Michael Cherry, an analyst with independent research firm Directions on Microsoft, questioned whether changing executive leadership would solve the problems that led to the Vista delay and other setbacks.

More fundamental, he said, is a cultural problem in which management is afraid to tell top executives that projects can't be completed in time, or with the myriad features that have been promised.

"You have to go back to some basic discipline, and I don't think that the Windows division and Microsoft has shown a lot of discipline," he said. "And part of that is being sure about what you can do, is setting reasonable goals and sort of sticking to them."

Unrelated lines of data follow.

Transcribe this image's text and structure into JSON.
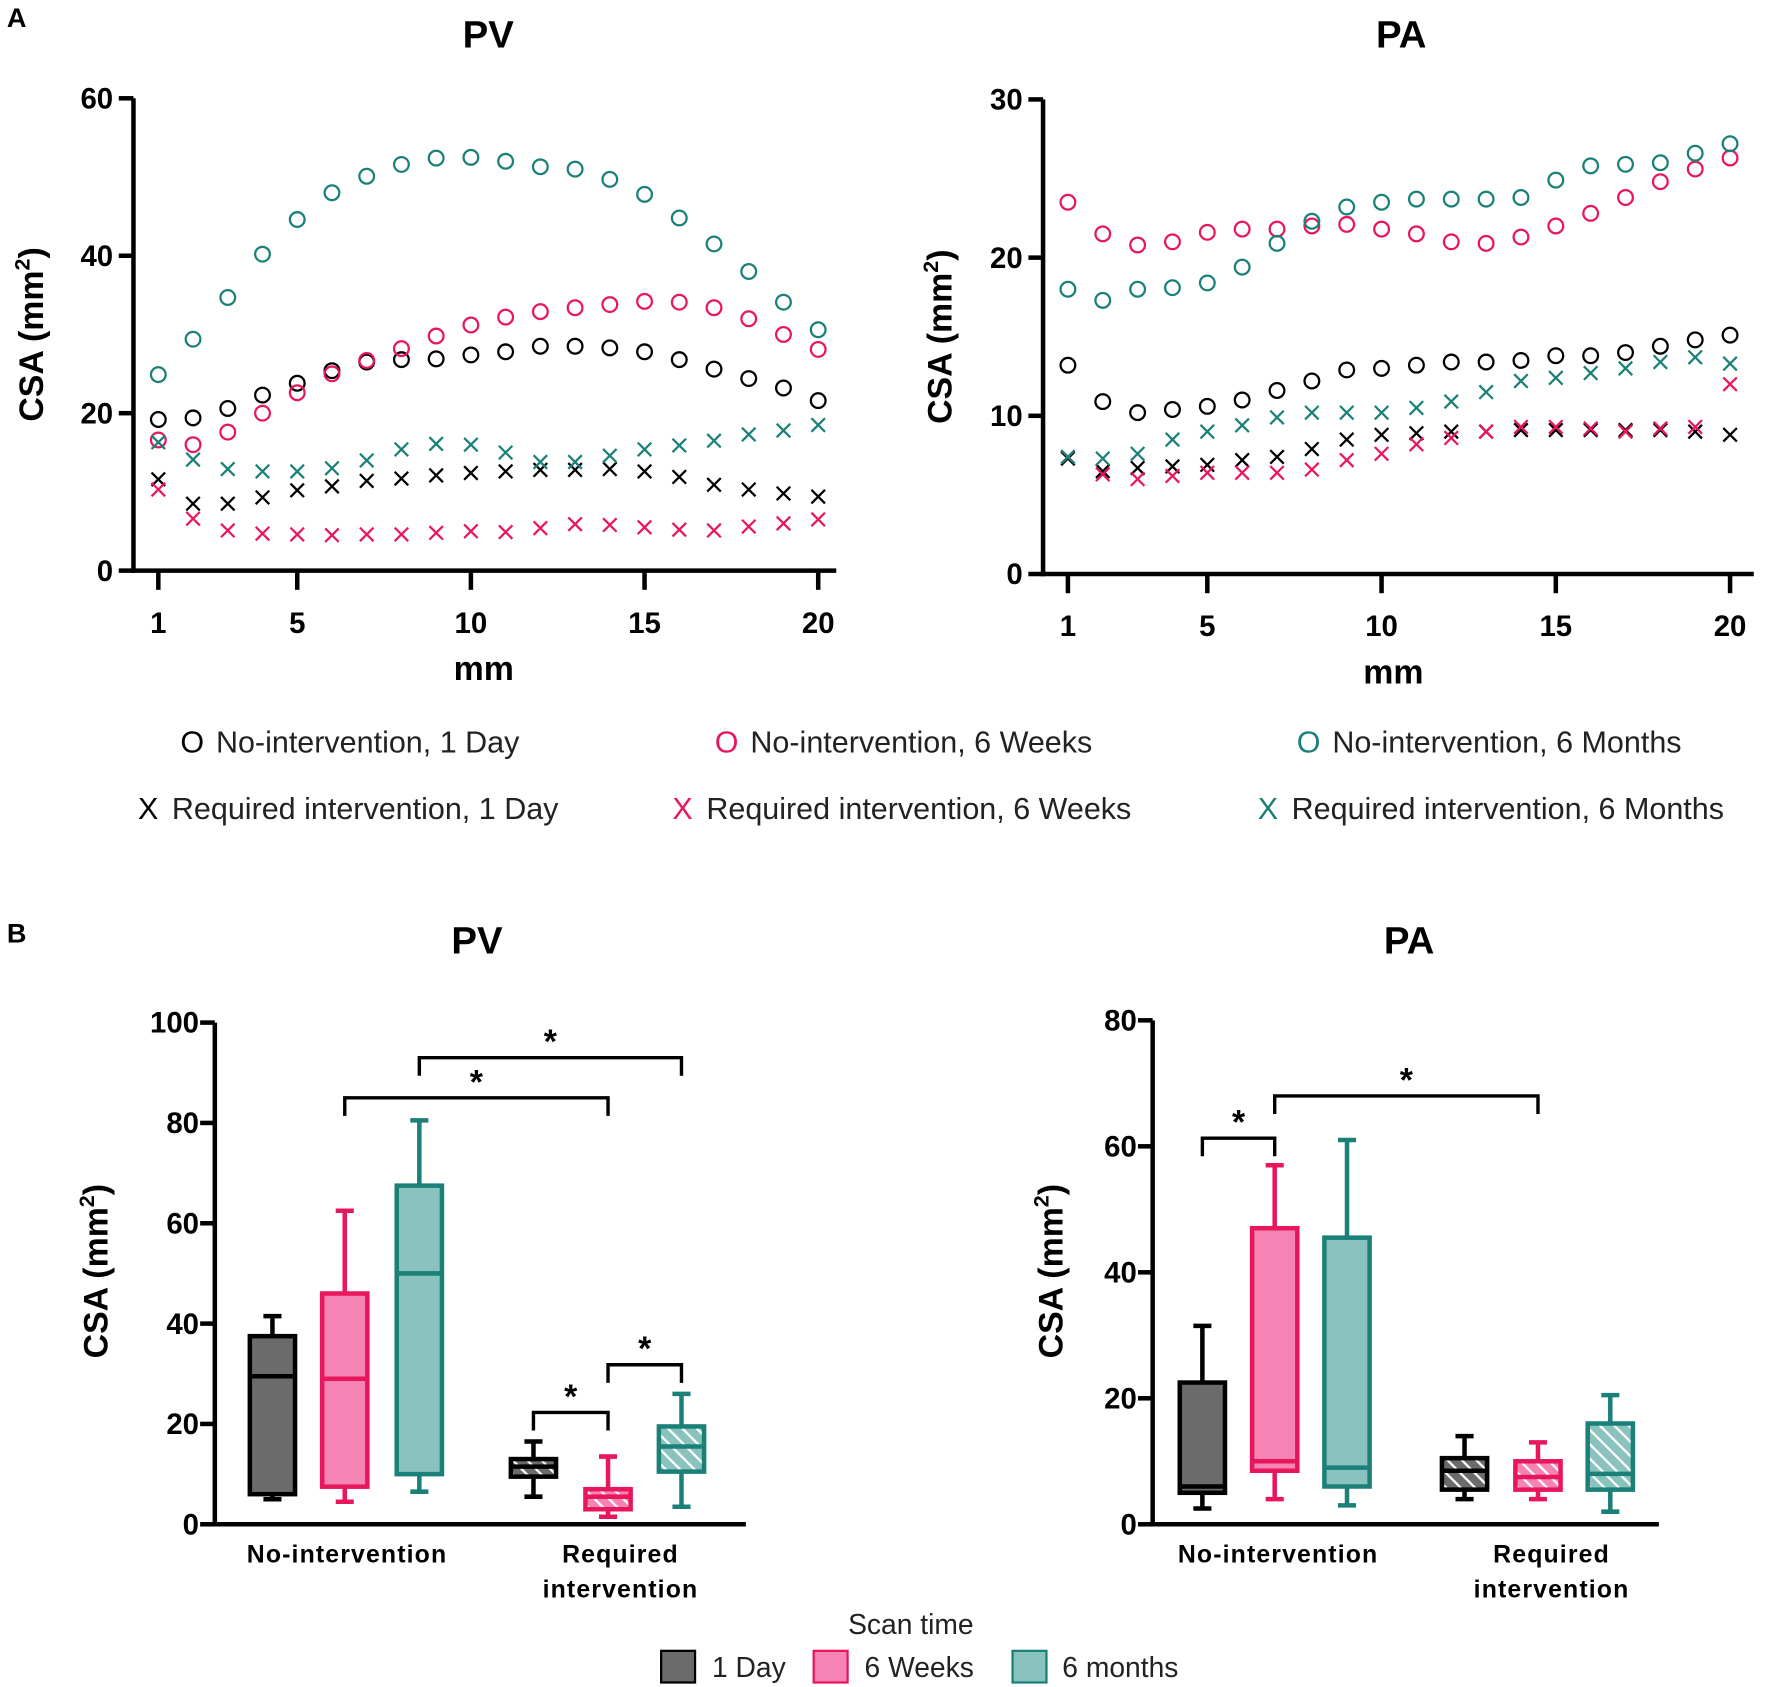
{
  "panel_labels": {
    "a": "A",
    "b": "B"
  },
  "legend_a": [
    {
      "label": "No-intervention, 1 Day",
      "marker": "circle",
      "color": "#000000"
    },
    {
      "label": "No-intervention, 6 Weeks",
      "marker": "circle",
      "color": "#e8175d"
    },
    {
      "label": "No-intervention, 6 Months",
      "marker": "circle",
      "color": "#1a8078"
    },
    {
      "label": "Required intervention, 1 Day",
      "marker": "x",
      "color": "#000000"
    },
    {
      "label": "Required intervention, 6 Weeks",
      "marker": "x",
      "color": "#e8175d"
    },
    {
      "label": "Required intervention, 6 Months",
      "marker": "x",
      "color": "#1a8078"
    }
  ],
  "legend_a_symbols": {
    "circle": "O",
    "x": "X"
  },
  "legend_b": {
    "title": "Scan time",
    "items": [
      {
        "label": "1 Day",
        "fill": "#6b6b6b",
        "stroke": "#000000"
      },
      {
        "label": "6 Weeks",
        "fill": "#f584b4",
        "stroke": "#e8175d"
      },
      {
        "label": "6 months",
        "fill": "#8ac3be",
        "stroke": "#1a8078"
      }
    ]
  },
  "chart_data": [
    {
      "type": "scatter",
      "title": "PV",
      "xlabel": "mm",
      "ylabel": "CSA (mm²)",
      "xlim": [
        1,
        20
      ],
      "ylim": [
        0,
        60
      ],
      "xticks": [
        1,
        5,
        10,
        15,
        20
      ],
      "yticks": [
        0,
        20,
        40,
        60
      ],
      "grid": false,
      "x": [
        1,
        2,
        3,
        4,
        5,
        6,
        7,
        8,
        9,
        10,
        11,
        12,
        13,
        14,
        15,
        16,
        17,
        18,
        19,
        20
      ],
      "series": [
        {
          "name": "No-intervention, 1 Day",
          "marker": "circle",
          "color": "#000000",
          "values": [
            19.2,
            19.4,
            20.6,
            22.3,
            23.8,
            25.4,
            26.5,
            26.8,
            26.9,
            27.4,
            27.8,
            28.5,
            28.5,
            28.3,
            27.8,
            26.8,
            25.6,
            24.4,
            23.2,
            21.6
          ]
        },
        {
          "name": "No-intervention, 6 Weeks",
          "marker": "circle",
          "color": "#e8175d",
          "values": [
            16.6,
            16.0,
            17.6,
            20.0,
            22.6,
            25.0,
            26.7,
            28.2,
            29.8,
            31.2,
            32.2,
            32.9,
            33.4,
            33.8,
            34.2,
            34.1,
            33.4,
            32.0,
            30.0,
            28.1
          ]
        },
        {
          "name": "No-intervention, 6 Months",
          "marker": "circle",
          "color": "#1a8078",
          "values": [
            24.9,
            29.4,
            34.7,
            40.2,
            44.6,
            48.0,
            50.1,
            51.6,
            52.4,
            52.5,
            52.0,
            51.3,
            51.0,
            49.7,
            47.8,
            44.8,
            41.5,
            38.0,
            34.1,
            30.6
          ]
        },
        {
          "name": "Required intervention, 1 Day",
          "marker": "x",
          "color": "#000000",
          "values": [
            11.6,
            8.5,
            8.5,
            9.3,
            10.2,
            10.7,
            11.4,
            11.7,
            12.1,
            12.4,
            12.6,
            12.8,
            12.8,
            12.9,
            12.6,
            11.9,
            10.9,
            10.3,
            9.8,
            9.4
          ]
        },
        {
          "name": "Required intervention, 6 Weeks",
          "marker": "x",
          "color": "#e8175d",
          "values": [
            10.3,
            6.6,
            5.1,
            4.7,
            4.6,
            4.5,
            4.6,
            4.6,
            4.8,
            5.0,
            4.9,
            5.4,
            5.9,
            5.8,
            5.5,
            5.2,
            5.1,
            5.6,
            6.0,
            6.5
          ]
        },
        {
          "name": "Required intervention, 6 Months",
          "marker": "x",
          "color": "#1a8078",
          "values": [
            16.3,
            14.1,
            12.9,
            12.6,
            12.6,
            13.0,
            14.0,
            15.4,
            16.1,
            16.0,
            15.0,
            13.8,
            13.8,
            14.6,
            15.4,
            15.9,
            16.5,
            17.3,
            17.8,
            18.5
          ]
        }
      ]
    },
    {
      "type": "scatter",
      "title": "PA",
      "xlabel": "mm",
      "ylabel": "CSA (mm²)",
      "xlim": [
        1,
        20
      ],
      "ylim": [
        0,
        30
      ],
      "xticks": [
        1,
        5,
        10,
        15,
        20
      ],
      "yticks": [
        0,
        10,
        20,
        30
      ],
      "grid": false,
      "x": [
        1,
        2,
        3,
        4,
        5,
        6,
        7,
        8,
        9,
        10,
        11,
        12,
        13,
        14,
        15,
        16,
        17,
        18,
        19,
        20
      ],
      "series": [
        {
          "name": "No-intervention, 1 Day",
          "marker": "circle",
          "color": "#000000",
          "values": [
            13.2,
            10.9,
            10.2,
            10.4,
            10.6,
            11.0,
            11.6,
            12.2,
            12.9,
            13.0,
            13.2,
            13.4,
            13.4,
            13.5,
            13.8,
            13.8,
            14.0,
            14.4,
            14.8,
            15.1
          ]
        },
        {
          "name": "No-intervention, 6 Weeks",
          "marker": "circle",
          "color": "#e8175d",
          "values": [
            23.5,
            21.5,
            20.8,
            21.0,
            21.6,
            21.8,
            21.8,
            22.0,
            22.1,
            21.8,
            21.5,
            21.0,
            20.9,
            21.3,
            22.0,
            22.8,
            23.8,
            24.8,
            25.6,
            26.3
          ]
        },
        {
          "name": "No-intervention, 6 Months",
          "marker": "circle",
          "color": "#1a8078",
          "values": [
            18.0,
            17.3,
            18.0,
            18.1,
            18.4,
            19.4,
            20.9,
            22.3,
            23.2,
            23.5,
            23.7,
            23.7,
            23.7,
            23.8,
            24.9,
            25.8,
            25.9,
            26.0,
            26.6,
            27.2
          ]
        },
        {
          "name": "Required intervention, 1 Day",
          "marker": "x",
          "color": "#000000",
          "values": [
            7.3,
            6.5,
            6.7,
            6.8,
            6.9,
            7.2,
            7.4,
            7.9,
            8.5,
            8.8,
            8.9,
            9.0,
            9.0,
            9.1,
            9.1,
            9.1,
            9.1,
            9.1,
            9.0,
            8.8
          ]
        },
        {
          "name": "Required intervention, 6 Weeks",
          "marker": "x",
          "color": "#e8175d",
          "values": [
            7.4,
            6.3,
            6.0,
            6.2,
            6.4,
            6.4,
            6.4,
            6.6,
            7.2,
            7.6,
            8.2,
            8.6,
            9.0,
            9.3,
            9.3,
            9.2,
            9.0,
            9.2,
            9.3,
            12.0
          ]
        },
        {
          "name": "Required intervention, 6 Months",
          "marker": "x",
          "color": "#1a8078",
          "values": [
            7.4,
            7.3,
            7.6,
            8.5,
            9.0,
            9.4,
            9.9,
            10.2,
            10.2,
            10.2,
            10.5,
            10.9,
            11.5,
            12.2,
            12.4,
            12.7,
            13.0,
            13.4,
            13.7,
            13.3
          ]
        }
      ]
    },
    {
      "type": "box",
      "title": "PV",
      "ylabel": "CSA (mm²)",
      "ylim": [
        0,
        100
      ],
      "yticks": [
        0,
        20,
        40,
        60,
        80,
        100
      ],
      "groups": [
        [
          "No-intervention"
        ],
        [
          "Required",
          "intervention"
        ]
      ],
      "boxes": [
        {
          "group": 0,
          "series": "1 Day",
          "min": 5,
          "q1": 6,
          "median": 29.5,
          "q3": 37.5,
          "max": 41.5,
          "hatched": false
        },
        {
          "group": 0,
          "series": "6 Weeks",
          "min": 4.5,
          "q1": 7.5,
          "median": 29,
          "q3": 46,
          "max": 62.5,
          "hatched": false
        },
        {
          "group": 0,
          "series": "6 months",
          "min": 6.5,
          "q1": 10,
          "median": 50,
          "q3": 67.5,
          "max": 80.5,
          "hatched": false
        },
        {
          "group": 1,
          "series": "1 Day",
          "min": 5.5,
          "q1": 9.5,
          "median": 11.5,
          "q3": 13,
          "max": 16.5,
          "hatched": true
        },
        {
          "group": 1,
          "series": "6 Weeks",
          "min": 1.5,
          "q1": 3,
          "median": 5.5,
          "q3": 7,
          "max": 13.5,
          "hatched": true
        },
        {
          "group": 1,
          "series": "6 months",
          "min": 3.5,
          "q1": 10.5,
          "median": 15.5,
          "q3": 19.5,
          "max": 26,
          "hatched": true
        }
      ],
      "significance": [
        {
          "from": 1,
          "to": 4,
          "y": 85,
          "label": "*"
        },
        {
          "from": 2,
          "to": 5,
          "y": 93,
          "label": "*"
        },
        {
          "from": 3,
          "to": 4,
          "y": 22.3,
          "label": "*"
        },
        {
          "from": 4,
          "to": 5,
          "y": 31.8,
          "label": "*"
        }
      ]
    },
    {
      "type": "box",
      "title": "PA",
      "ylabel": "CSA (mm²)",
      "ylim": [
        0,
        80
      ],
      "yticks": [
        0,
        20,
        40,
        60,
        80
      ],
      "groups": [
        [
          "No-intervention"
        ],
        [
          "Required",
          "intervention"
        ]
      ],
      "boxes": [
        {
          "group": 0,
          "series": "1 Day",
          "min": 2.5,
          "q1": 5,
          "median": 6,
          "q3": 22.5,
          "max": 31.5,
          "hatched": false
        },
        {
          "group": 0,
          "series": "6 Weeks",
          "min": 4,
          "q1": 8.5,
          "median": 10,
          "q3": 47,
          "max": 57,
          "hatched": false
        },
        {
          "group": 0,
          "series": "6 months",
          "min": 3,
          "q1": 6,
          "median": 9,
          "q3": 45.5,
          "max": 61,
          "hatched": false
        },
        {
          "group": 1,
          "series": "1 Day",
          "min": 4,
          "q1": 5.5,
          "median": 8.5,
          "q3": 10.5,
          "max": 14,
          "hatched": true
        },
        {
          "group": 1,
          "series": "6 Weeks",
          "min": 4,
          "q1": 5.5,
          "median": 7.5,
          "q3": 10,
          "max": 13,
          "hatched": true
        },
        {
          "group": 1,
          "series": "6 months",
          "min": 2,
          "q1": 5.5,
          "median": 8,
          "q3": 16,
          "max": 20.5,
          "hatched": true
        }
      ],
      "significance": [
        {
          "from": 0,
          "to": 1,
          "y": 61.3,
          "label": "*"
        },
        {
          "from": 1,
          "to": 4,
          "y": 68,
          "label": "*"
        }
      ]
    }
  ]
}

Vista will be the first new version of Windows since XP was released in late 2001. Some analysts had originally expected it to launch as early as 2003. But the system release was delayed, first by a companywide effort to improve security of all Microsoft products. At another point, Microsoft also decided to attempt to overhaul the operating system to make it easier to add new features.

Over time, the company has scaled back its goals for Vista, deciding not to ship the product with an advanced system for storing and organizing data, called WinFS. Microsoft does plan improvements to how users can find things like pictures, e-mails and documents, but the more sophisticated WinFS system won't be added until later.